だからこそアーリィは走る。その顔は怒りに歪んでいた。
アーリィは、悪魔に向けて銀の針を投擲した。
本来、アーリィはこれを牽制や、目くらまし等に用いる。
これは数少ない彼女の遠距離武装であり、数に限りがあるからだ。
だが、今のアーリィはこれを無造作に投げつける。
悪魔はこれを躱すこともなく、手で払いのける。
この対応に、アーリィも相手の対処を構築する。
ちまちました攻撃では埒が明かない。
対象の肉体に直接ダメージを与えるしかない。しかも、修復不可能なほどの威力で。
故にアーリィは、右手に大きな剣を携える。
それは剣というよりは、鉈だ。ただし、通常の大きさよりも2倍ほどだが。
これは彼女の切り札の一つだ。
これは斬るためではなく、切断するために用いるものだ。
いかに再生力の高い悪魔といえど、これの効果は折り紙つきだ。
もっとも、その威力だけを彼女は重視していないのだが。
アーリィは方向を変え、悪魔を見据えながら回り込むよう走る。
相手の悪魔は、アーリィを見据えたまま動かない。
が、次の瞬間、悪魔が消えた。
アーリィはその一瞬に虚を突かれる。
普通の彼女ならば、そうしたことにも直ぐに対応できるが、今の彼女は焦っていた。
その愚行が、その一瞬が、彼女の隙となった。
「が・・・!?」
背中に痛みが走る。
咄嗟に右手を振るうも、手応えがない。
右足に傷が走る。

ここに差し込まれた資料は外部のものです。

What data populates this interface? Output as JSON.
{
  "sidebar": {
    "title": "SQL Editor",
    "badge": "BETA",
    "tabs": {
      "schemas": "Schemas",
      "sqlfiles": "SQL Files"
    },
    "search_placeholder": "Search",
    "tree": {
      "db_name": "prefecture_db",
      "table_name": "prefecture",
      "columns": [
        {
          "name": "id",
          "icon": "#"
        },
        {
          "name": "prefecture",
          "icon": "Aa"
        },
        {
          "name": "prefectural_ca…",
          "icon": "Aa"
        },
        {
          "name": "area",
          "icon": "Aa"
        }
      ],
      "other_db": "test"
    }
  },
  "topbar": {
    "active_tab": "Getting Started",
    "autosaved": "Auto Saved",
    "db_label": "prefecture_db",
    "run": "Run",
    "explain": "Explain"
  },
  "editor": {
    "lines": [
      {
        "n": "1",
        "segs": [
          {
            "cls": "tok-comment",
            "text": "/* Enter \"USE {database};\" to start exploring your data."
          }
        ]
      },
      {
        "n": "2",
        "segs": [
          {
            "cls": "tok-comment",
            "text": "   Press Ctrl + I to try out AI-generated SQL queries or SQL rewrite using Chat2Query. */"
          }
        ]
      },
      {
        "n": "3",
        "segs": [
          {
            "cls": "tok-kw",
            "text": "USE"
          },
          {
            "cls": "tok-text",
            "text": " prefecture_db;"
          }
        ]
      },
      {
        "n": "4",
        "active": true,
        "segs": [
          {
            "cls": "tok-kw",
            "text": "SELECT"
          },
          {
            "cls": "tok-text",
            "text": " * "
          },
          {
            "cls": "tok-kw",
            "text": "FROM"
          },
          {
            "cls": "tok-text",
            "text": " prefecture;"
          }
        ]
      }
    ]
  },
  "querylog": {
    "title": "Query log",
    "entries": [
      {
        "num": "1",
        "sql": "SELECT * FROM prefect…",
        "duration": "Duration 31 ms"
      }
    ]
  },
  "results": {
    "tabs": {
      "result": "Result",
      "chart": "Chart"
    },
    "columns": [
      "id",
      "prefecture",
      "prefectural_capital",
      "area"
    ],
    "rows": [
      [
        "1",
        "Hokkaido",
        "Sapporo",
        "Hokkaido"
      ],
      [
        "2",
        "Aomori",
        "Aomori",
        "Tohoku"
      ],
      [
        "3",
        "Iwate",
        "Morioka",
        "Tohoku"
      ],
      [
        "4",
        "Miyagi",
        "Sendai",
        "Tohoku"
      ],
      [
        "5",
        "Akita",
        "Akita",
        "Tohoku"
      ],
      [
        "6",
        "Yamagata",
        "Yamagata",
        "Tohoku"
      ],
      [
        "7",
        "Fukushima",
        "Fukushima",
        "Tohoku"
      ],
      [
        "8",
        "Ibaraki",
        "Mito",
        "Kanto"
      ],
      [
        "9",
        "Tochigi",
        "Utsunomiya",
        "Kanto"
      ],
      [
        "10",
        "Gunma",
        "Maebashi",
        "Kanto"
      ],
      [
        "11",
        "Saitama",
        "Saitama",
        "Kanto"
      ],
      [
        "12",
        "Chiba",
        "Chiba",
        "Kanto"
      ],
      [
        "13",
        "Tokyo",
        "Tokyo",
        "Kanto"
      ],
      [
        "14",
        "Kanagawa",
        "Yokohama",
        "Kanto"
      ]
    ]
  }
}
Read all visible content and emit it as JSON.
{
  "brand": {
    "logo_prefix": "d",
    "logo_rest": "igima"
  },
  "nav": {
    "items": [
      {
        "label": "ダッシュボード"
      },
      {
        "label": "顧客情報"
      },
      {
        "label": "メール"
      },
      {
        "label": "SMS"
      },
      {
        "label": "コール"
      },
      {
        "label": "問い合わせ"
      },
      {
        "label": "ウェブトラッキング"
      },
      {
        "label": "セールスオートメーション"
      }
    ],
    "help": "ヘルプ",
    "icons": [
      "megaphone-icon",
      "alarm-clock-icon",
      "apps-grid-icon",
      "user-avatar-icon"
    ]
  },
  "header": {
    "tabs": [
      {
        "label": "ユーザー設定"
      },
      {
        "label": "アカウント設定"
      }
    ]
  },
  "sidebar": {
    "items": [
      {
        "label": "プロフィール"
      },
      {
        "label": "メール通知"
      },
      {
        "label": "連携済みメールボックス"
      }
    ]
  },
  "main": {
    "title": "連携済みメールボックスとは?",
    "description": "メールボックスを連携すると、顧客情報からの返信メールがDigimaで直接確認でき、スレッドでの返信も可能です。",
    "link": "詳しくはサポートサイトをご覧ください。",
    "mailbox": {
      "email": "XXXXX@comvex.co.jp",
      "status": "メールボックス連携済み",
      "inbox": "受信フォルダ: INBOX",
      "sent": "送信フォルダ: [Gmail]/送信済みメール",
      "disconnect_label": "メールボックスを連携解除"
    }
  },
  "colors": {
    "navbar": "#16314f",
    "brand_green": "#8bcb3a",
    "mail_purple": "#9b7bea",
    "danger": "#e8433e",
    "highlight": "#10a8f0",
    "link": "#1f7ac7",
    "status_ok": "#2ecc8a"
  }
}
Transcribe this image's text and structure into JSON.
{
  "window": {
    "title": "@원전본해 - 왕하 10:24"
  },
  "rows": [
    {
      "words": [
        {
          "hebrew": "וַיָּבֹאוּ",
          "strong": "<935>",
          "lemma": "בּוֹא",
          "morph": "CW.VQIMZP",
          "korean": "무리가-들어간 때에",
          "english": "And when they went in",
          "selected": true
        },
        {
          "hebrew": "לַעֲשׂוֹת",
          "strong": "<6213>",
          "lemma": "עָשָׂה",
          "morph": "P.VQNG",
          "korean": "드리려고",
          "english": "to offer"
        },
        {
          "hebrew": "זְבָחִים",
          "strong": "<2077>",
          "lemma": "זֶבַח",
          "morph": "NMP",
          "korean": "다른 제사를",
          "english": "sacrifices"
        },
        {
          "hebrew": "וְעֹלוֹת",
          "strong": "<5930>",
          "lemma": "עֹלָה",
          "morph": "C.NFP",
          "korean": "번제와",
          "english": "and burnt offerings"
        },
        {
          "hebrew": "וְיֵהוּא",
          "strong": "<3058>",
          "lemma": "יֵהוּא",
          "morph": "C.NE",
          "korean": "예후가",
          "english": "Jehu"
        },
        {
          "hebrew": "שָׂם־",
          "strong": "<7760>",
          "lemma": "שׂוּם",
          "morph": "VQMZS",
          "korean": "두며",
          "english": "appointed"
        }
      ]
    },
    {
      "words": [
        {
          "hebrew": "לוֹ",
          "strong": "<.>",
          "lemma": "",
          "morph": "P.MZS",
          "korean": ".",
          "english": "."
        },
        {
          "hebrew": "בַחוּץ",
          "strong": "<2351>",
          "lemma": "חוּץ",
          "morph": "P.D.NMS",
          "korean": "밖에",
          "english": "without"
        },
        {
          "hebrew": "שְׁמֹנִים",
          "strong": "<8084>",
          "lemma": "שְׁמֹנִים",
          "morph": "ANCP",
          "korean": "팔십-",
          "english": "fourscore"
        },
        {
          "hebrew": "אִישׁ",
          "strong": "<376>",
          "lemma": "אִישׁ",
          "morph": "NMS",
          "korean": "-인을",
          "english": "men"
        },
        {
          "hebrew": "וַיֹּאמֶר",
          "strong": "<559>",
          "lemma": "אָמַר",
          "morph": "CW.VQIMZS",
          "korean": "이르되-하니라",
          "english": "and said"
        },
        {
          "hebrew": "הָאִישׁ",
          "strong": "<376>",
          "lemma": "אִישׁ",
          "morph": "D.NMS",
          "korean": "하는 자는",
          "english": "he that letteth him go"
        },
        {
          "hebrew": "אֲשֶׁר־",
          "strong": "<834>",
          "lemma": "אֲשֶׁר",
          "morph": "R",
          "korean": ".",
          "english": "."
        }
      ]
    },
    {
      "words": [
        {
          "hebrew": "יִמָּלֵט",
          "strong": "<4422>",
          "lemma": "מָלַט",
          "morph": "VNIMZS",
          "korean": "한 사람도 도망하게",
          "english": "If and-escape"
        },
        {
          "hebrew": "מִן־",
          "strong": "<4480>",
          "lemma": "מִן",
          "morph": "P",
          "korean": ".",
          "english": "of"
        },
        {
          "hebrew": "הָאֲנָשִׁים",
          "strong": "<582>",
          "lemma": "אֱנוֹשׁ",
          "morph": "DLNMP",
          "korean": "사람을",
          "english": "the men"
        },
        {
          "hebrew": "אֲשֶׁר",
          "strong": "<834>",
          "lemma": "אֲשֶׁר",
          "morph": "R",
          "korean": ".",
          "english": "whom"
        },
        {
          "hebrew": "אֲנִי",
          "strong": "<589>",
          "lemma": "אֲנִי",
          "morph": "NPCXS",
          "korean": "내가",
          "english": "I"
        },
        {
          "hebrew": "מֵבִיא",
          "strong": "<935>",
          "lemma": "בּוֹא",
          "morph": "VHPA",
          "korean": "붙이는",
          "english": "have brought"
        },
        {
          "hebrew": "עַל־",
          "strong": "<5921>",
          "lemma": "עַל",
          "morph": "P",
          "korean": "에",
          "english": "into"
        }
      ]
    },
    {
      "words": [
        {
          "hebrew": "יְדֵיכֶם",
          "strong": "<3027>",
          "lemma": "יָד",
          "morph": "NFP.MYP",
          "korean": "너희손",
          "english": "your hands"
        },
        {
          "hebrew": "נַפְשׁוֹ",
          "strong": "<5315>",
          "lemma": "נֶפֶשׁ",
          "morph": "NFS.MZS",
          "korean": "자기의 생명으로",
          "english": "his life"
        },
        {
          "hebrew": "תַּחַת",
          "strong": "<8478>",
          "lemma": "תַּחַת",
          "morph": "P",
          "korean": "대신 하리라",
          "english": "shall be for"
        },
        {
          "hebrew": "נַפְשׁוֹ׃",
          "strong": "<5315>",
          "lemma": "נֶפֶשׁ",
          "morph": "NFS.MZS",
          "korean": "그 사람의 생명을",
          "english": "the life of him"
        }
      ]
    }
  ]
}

痛みにうめくも、倒れる愚行はしない。
楽しんでいる。この悪魔は獲物をいたぶることを愉しんでいる。
その行為に、アーリィは更に怒りを募らせる。故にアーリィは不利になる。
冷静さを失った者ほど、死にやすいのはどこでも同じなのだ。
剣を振るうも当たらず、逆に彼女の身体に傷が走る。
彼女はそれを何回も繰り返し続けた。
徐々に身体に傷を増やすアーリィだったが、しばらくして彼女は冷静になった。
血を流したことで頭が冷えたのかしら、なんて思えるほどに。
ふと、アーリィは周りを見渡した。そして彼女は諦めたかのように動くのを止めた。
まるで、処刑されるのを待つ罪人のように。
悪魔はアーリィの足掻く姿を散々愉しんでいたが、急に動くのを止めた彼女に落胆した。
もっといたぶりたかったのだが、動くのを止めた玩具に興味はない。
故に、その首を切り落とそうと、爪を振ろうとした瞬間、その腕が飛んだ。
悪魔は咄嗟のことで理解できないが、腕を見ると、本来あるべき手が無い。
そこからは赤黒い血が溢れているだけだ。
そして腕の痛みに悲鳴を上げた。
「爪、見えてますよ?」
その言葉に悪魔は残った方の腕を見た。
散々彼女を切ったのだろう、その爪は、彼女の服の切れ端と血で染まっていた。
悪魔は、すぐさま彼女から距離を取ろうとするも、身体が動かない。
よく見ると、身体がなにかに縛られている。それは糸であり、鎖だった。
「心配しないでください、動けば斬れますから」
悪魔は目の前の存在を見た。
先ほどまで、ただの自分にいたぶられる玩具だったのが、
今自身の目の前にいるのは、自分を殺す処刑執行人に見えた。
彼女の顔を覆っていたヴェールは、所々裂かれ、彼女の目がのぞいていた。
その目には、一切の情が写っていなかった。
悪魔は命乞いの言葉を発しようとした。だが、その言葉が紡がれ事はなかった。
なぜなら、その首は宙を舞っていたからだった。
「 」
最後に発した言葉がアーリィの耳に残った。
首を失った身体は、まるで間欠泉のように血を噴き出す。
それを見ながら、アーリィは自分の行いに微笑する。
「ああ、私は今日も人を救えました」
そしてアーリィは、その場に崩れ落ちた。